* August annual new home prices expand 8.8% vs 9.7% in July
* Month-on-month new home prices grow 0.5% vs 0.6% in July
* 55 out of 70 cities reported higher prices vs 60 in July (Adds more quotes, details on price trends by city-tier)
By Yawen Chen and Ryan Woo
BEIJING, Sept 17 (Reuters) - China's new home prices grew at their weakest pace in nearly a year in August as a cooling economy and existing curbs on speculative buying put a dent on overall demand.
Wary of property bubbles, Chinese regulators have vowed to refrain from stimulating the real estate sector as they roll out measures to boost the broader economy hit by the Sino-U.S. trade war and slowing consumer demand.

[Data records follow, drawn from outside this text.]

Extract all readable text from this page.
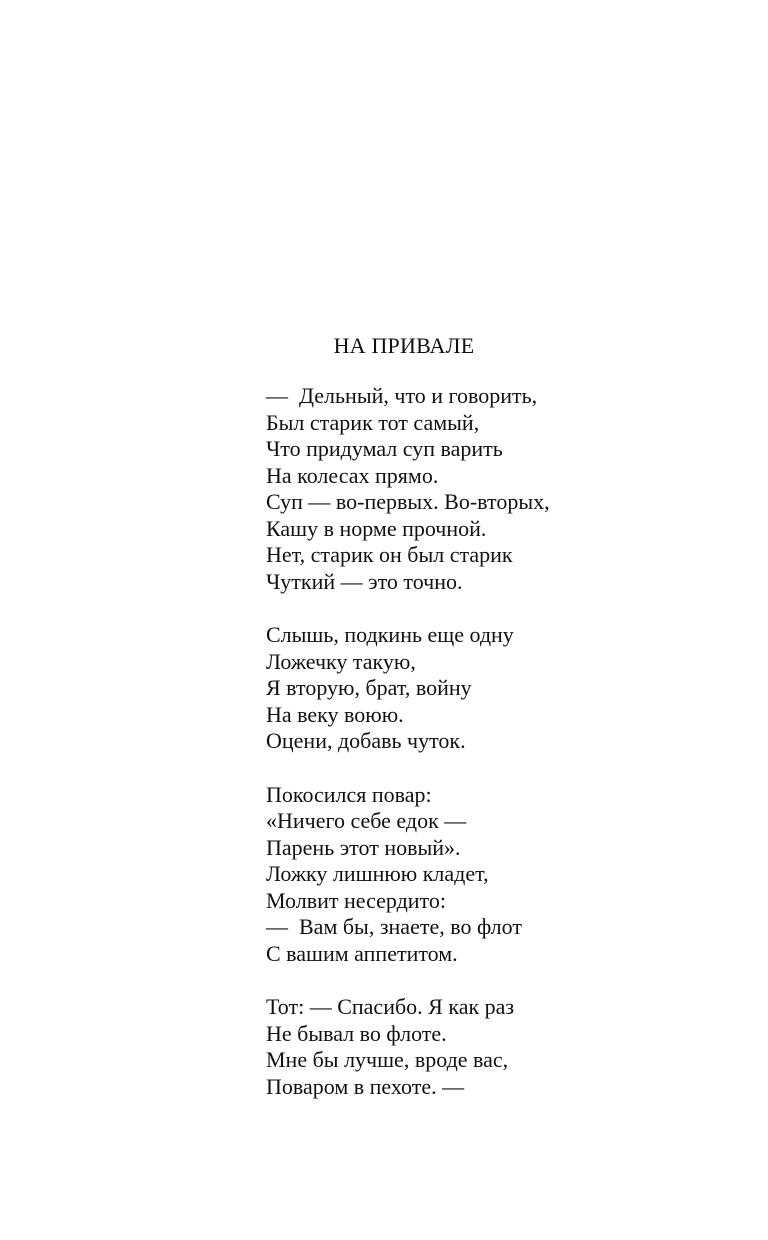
НА ПРИВАЛЕ
—  Дельный, что и говорить,
Был старик тот самый,
Что придумал суп варить
На колесах прямо.
Суп — во-первых. Во-вторых,
Кашу в норме прочной.
Нет, старик он был старик
Чуткий — это точно.
Слышь, подкинь еще одну
Ложечку такую,
Я вторую, брат, войну
На веку воюю.
Оцени, добавь чуток.
Покосился повар:
«Ничего себе едок —
Парень этот новый».
Ложку лишнюю кладет,
Молвит несердито:
—  Вам бы, знаете, во флот
С вашим аппетитом.
Тот: — Спасибо. Я как раз
Не бывал во флоте.
Мне бы лучше, вроде вас,
Поваром в пехоте. —
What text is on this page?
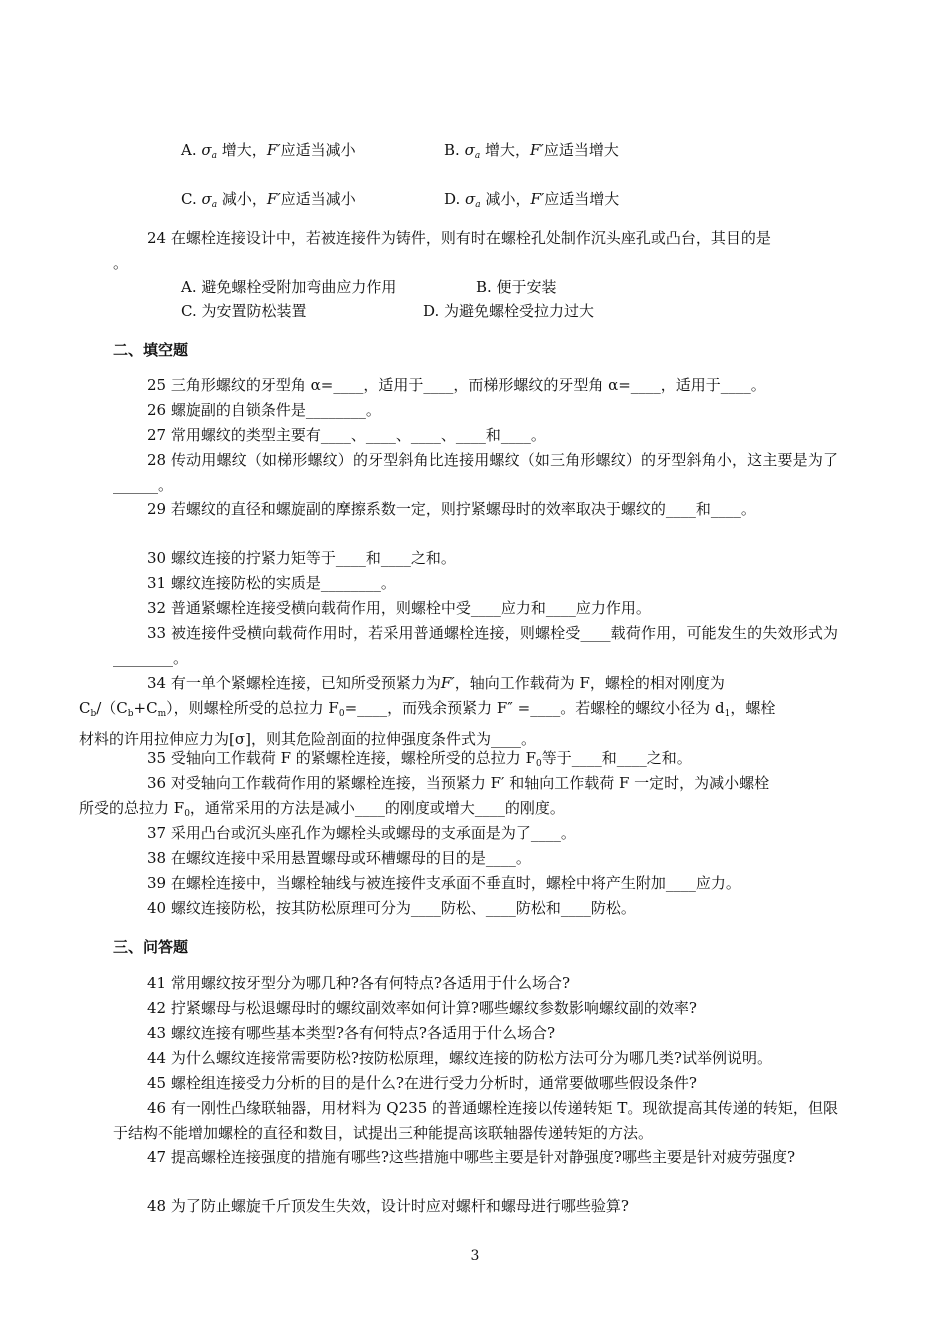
A. $\sigma_a$ 增大，F′应适当减小	B. $\sigma_a$ 增大，F′应适当增大
C. $\sigma_a$ 减小，F′应适当减小	D. $\sigma_a$ 减小，F′应适当增大
24 在螺栓连接设计中，若被连接件为铸件，则有时在螺栓孔处制作沉头座孔或凸台，其目的是
。
A. 避免螺栓受附加弯曲应力作用	B. 便于安装
C. 为安置防松装置	D. 为避免螺栓受拉力过大
二、填空题
25 三角形螺纹的牙型角 α=____，适用于____，而梯形螺纹的牙型角 α=____，适用于____。
26 螺旋副的自锁条件是________。
27 常用螺纹的类型主要有____、____、____、____和____。
28 传动用螺纹（如梯形螺纹）的牙型斜角比连接用螺纹（如三角形螺纹）的牙型斜角小，这主要是为了______。
29 若螺纹的直径和螺旋副的摩擦系数一定，则拧紧螺母时的效率取决于螺纹的____和____。
30 螺纹连接的拧紧力矩等于____和____之和。
31 螺纹连接防松的实质是________。
32 普通紧螺栓连接受横向载荷作用，则螺栓中受____应力和____应力作用。
33 被连接件受横向载荷作用时，若采用普通螺栓连接，则螺栓受____载荷作用，可能发生的失效形式为________。
34 有一单个紧螺栓连接，已知所受预紧力为F′，轴向工作载荷为 F，螺栓的相对刚度为
$C_b/(C_b+C_m)$，则螺栓所受的总拉力 $F_0=\_\_\_\_$，而残余预紧力 F″ =____。若螺栓的螺纹小径为 $d_1$，螺栓
材料的许用拉伸应力为[σ]，则其危险剖面的拉伸强度条件式为____。
35 受轴向工作载荷 F 的紧螺栓连接，螺栓所受的总拉力 $F_0$等于____和____之和。
36 对受轴向工作载荷作用的紧螺栓连接，当预紧力 F′ 和轴向工作载荷 F 一定时，为减小螺栓
所受的总拉力 $F_0$，通常采用的方法是减小____的刚度或增大____的刚度。
37 采用凸台或沉头座孔作为螺栓头或螺母的支承面是为了____。
38 在螺纹连接中采用悬置螺母或环槽螺母的目的是____。
39 在螺栓连接中，当螺栓轴线与被连接件支承面不垂直时，螺栓中将产生附加____应力。
40 螺纹连接防松，按其防松原理可分为____防松、____防松和____防松。
三、问答题
41 常用螺纹按牙型分为哪几种?各有何特点?各适用于什么场合?
42 拧紧螺母与松退螺母时的螺纹副效率如何计算?哪些螺纹参数影响螺纹副的效率?
43 螺纹连接有哪些基本类型?各有何特点?各适用于什么场合?
44 为什么螺纹连接常需要防松?按防松原理，螺纹连接的防松方法可分为哪几类?试举例说明。
45 螺栓组连接受力分析的目的是什么?在进行受力分析时，通常要做哪些假设条件?
46 有一刚性凸缘联轴器，用材料为 Q235 的普通螺栓连接以传递转矩 T。现欲提高其传递的转矩，但限于结构不能增加螺栓的直径和数目，试提出三种能提高该联轴器传递转矩的方法。
47 提高螺栓连接强度的措施有哪些?这些措施中哪些主要是针对静强度?哪些主要是针对疲劳强度?
48 为了防止螺旋千斤顶发生失效，设计时应对螺杆和螺母进行哪些验算?
3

Average new home prices in China's 70 major cities rose 8.8% in August from a year earlier, compared with a 9.7% gain in July and the weakest pace since October 2018, Reuters calculated from official National Bureau of Statistics (NBS) data on Tuesday.
On a monthly basis, average new home prices rose 0.5% in August, less than July's growth of 0.6% and the smallest increase since February. However, it still marked the 52nd straight month of gains.
Most of the 70 cities surveyed by the NBS still reported monthly price increases for new homes, though the number was down to 55 from 60 in July.
The property sector has held up as one of the few bright spots in the world's second-largest economy.
China's property investment grew at its fastest pace in four months in August, data showed on Monday, in contrast to a protracted slowdown in industrial output and investment.
But some analysts said the rebound in investment was likely due to developers rushing to meet government requirements before they can start sales on growing financing pressure and worries about the market's prospects as regulators have made clear that supervision is only set to tighten.
Yang Yewei, a Beijing-based analyst at Southwest Securities, noted some developers have opted to cut prices, although the government's tight control over new launches suggests they may not tolerate large discounts.
A resilient real estate market has provided some cushion for the world's second-largest economy as policymakers try to revive the ailing manufacturing sector and restore flagging consumer confidence amid an escalating trade war with the United States.
But regulators are walking a tightrope, as rapidly-growing household debt and ever-rising home prices have also deepened fears about a sudden market correction and concerns over housing affordability.
In a sign the government has turned more hawkish on its housing policy as it manoeuvres to pump more credit into other areas of the economy, top Chinese leaders said in July they will not resort to using the housing market as a form of short-term stimulus.